Did you ever hear the story of the Johnston twins?
As like each other as two new pins.
How one was kept, and one given away,
And they were both born, and died, on the very self-same day.


I went to see Blood Brothers again the other week, and remembered why it is possibly my favourite musical. It’s not really for the dancing. Rather, great tunes... and a story about real things.

The gist is that a wealthy lady persuades her cleaner to give her one of her twins, as the wealthy lady hasn’t been able to have children. We then follow the two boys as they grow up, and see how the simple fact of growing up in different backgrounds makes their lives turn out tragically differently. The narrator closes with this thought:

And was superstition to blame for what came to pass?
Or what the English have come to know as ‘Class’?


There is a lovely moment in The West Wing, when the young Jed Bartlett comments to his father’s secretary, “In our family we don’t talk about money.” To which she replies, “That’s because you have money.” I think class works similarly. If you don’t think you have a class, if you don’t think it’s an issue, that’s almost certainly because you’re middle class, like the majority of people in the UK.

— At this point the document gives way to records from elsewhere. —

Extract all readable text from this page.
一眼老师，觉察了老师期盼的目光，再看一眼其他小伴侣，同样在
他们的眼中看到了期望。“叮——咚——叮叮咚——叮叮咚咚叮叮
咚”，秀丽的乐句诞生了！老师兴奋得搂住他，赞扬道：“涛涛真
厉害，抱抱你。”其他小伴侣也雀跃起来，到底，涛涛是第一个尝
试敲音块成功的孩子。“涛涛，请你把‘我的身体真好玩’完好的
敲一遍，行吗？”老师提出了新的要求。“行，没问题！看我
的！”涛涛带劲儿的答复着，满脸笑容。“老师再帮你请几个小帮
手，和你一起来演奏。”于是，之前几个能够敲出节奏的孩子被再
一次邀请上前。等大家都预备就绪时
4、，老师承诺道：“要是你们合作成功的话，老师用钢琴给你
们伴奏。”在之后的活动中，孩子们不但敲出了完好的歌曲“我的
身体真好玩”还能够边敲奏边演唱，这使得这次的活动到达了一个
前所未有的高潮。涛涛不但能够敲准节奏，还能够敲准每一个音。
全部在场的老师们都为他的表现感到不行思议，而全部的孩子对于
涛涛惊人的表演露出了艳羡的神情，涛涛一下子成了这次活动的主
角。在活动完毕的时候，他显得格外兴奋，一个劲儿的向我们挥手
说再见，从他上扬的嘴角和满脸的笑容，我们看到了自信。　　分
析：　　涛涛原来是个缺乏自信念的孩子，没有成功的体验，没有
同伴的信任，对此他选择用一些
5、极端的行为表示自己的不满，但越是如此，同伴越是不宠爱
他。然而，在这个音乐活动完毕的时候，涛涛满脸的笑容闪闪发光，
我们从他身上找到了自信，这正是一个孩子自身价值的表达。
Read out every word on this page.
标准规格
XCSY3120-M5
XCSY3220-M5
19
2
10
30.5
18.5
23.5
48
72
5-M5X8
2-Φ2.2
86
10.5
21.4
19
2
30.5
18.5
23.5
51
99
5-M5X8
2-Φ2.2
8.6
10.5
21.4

A great easy way to find out the blind spots in your own culture is to ask people from other countries what they are. They will be able to think of a few! One which often gets mentioned for us in the UK is this issue of class. In America, a millionaire and a hot dog salesman will talk the same way, watch the same sports, have the same values and wear the same clothes. Think about millionaires and men on burger vans in this country! Someone said class is in the UK what racism is in the US.

Now just because Trade Unions and working class political heroes seem to have faded from the TV since the 70s, it doesn’t mean the working class have gone anywhere. In fact, I would guess that life is tougher for people from a working class background now than ever. Consumerism, snobbery in popular culture, the export of industrial jobs, the decline of ideas how to do life through rejection of tradition/authority/values, and hopeless corrupt administration of welfare policy by the civil service have completely disempowered working class people. 20% of the UK population is now overwhelmed by unemployment, addictions, broken families, isolation, lack of education, depression, anxiety, low self esteem, crime and criminal records. This is an issue worth thinking about.